Jan. 19—An additional facility can help the RISE shelter help more girls escape and recover from sex trafficking and exploitation, the shelter's director said.

RISE — Restoring Identities after Sexual Exploitation — has a seven-bed facility in Muskogee County, RISE Executive Director Keri Spencer said.

"In this facility, we do it all," she said. "The girls live here, sleep here, eat here, shower here — this is their home. This is also where they go to school, where they have counseling, where they have life skills classes and job skills classes. They do it all here."

Spencer said RISE is working with the Wells Fargo financial services company to secure a recently-foreclosed building near Fort Gibson.

"They have a home donation program, and we walked through their application process and and documentation process and they approved the process," she said.

RISE will be able to move some of its services to the other building, she said.

"We're going to move our classroom, we're going to move our fitness equipment and our counseling offices to that facility, and move a couple of offices over there," she said. "That will be a day-use facility. What that will look like is that our girls will get up in the morning and they will have their breakfast here.

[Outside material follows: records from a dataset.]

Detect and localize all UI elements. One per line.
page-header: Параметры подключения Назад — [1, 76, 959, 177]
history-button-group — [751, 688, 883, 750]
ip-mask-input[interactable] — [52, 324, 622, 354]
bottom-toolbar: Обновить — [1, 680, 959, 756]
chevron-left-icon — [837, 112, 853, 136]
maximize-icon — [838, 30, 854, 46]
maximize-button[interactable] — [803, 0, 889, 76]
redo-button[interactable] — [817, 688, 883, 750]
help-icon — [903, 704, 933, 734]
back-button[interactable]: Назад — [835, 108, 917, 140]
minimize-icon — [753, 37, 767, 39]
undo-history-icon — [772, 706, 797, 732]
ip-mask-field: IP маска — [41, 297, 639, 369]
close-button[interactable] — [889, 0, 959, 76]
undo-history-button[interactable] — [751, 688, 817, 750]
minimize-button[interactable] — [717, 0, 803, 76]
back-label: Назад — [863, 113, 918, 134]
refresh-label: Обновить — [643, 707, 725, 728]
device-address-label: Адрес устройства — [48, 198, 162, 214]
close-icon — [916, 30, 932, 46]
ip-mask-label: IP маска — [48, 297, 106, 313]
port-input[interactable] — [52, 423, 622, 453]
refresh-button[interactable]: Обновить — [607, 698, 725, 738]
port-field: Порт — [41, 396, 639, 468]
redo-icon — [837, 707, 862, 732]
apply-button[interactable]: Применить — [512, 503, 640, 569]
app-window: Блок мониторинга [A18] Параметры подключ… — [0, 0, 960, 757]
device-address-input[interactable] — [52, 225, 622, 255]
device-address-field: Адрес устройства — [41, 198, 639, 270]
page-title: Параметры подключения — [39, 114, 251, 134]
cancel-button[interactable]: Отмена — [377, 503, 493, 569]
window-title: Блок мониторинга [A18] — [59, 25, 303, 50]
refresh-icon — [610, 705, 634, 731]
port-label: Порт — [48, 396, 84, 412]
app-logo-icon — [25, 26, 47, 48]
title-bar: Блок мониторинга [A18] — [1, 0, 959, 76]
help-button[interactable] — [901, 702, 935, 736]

They'll get up and go to that building, just like normal kids would go to school."

The acquisition will enable the shelter to add two beds, Spencer said.

"I'll take two of our offices and turn them into bedrooms," she said. "Nine beds clearly doesn't fix the problem, or the shortage, but it's still two more beds."

Spencer said the shelter receives two to three calls each week about girls needing help. She said the girls usually stay nine to 12 months. Girls from other states, as far away as New Jersey, have stayed at the shelter, Spencer said.

"They're recovered by law enforcement, by DHS (Department of Human Service) and other situations," she said. "Most of our girls have been removed from their trafficking situation for a little bit of time before they actually come here."

Human trafficking, particularly sex trafficking, is a problem across the United States and Oklahoma, she said.

"In 2020 alone, the National Trafficking Hotline took 52,667 calls, and of those, 2.145 were minors involved in sex trafficking — prostitution, dancing in strip clubs, internet pornography, massage parlors, home-based prostitution," she said. For the State of Oklahoma in 2020, the national human trafficking hotline took 384 calls, that's an average of 32 a month."

She said the second RISE location will be named Makayla's Place, in honor of a former RISE resident who died last year, shortly before turning 18. She said the girl was an Arkansas resident who struggled with substance abuse.

RISE needs donors and volunteers willing to help convert the building into the day facility, Spencer said.

"We have a team of local partners who are willing to do the contracting, planning and coordinating of the work, and they expect it to take three to six months," she said. "So I am hoping that August or September, in time for the new school year, that we will be utilizing that second building."

Spencer said RISE needs money, as well as donations of materials and supplies, such as lumber, drywall, paint, electrical wiring and plumbing fixtures. She said the shelter is trying to work within a $50,000 budget to convert the building.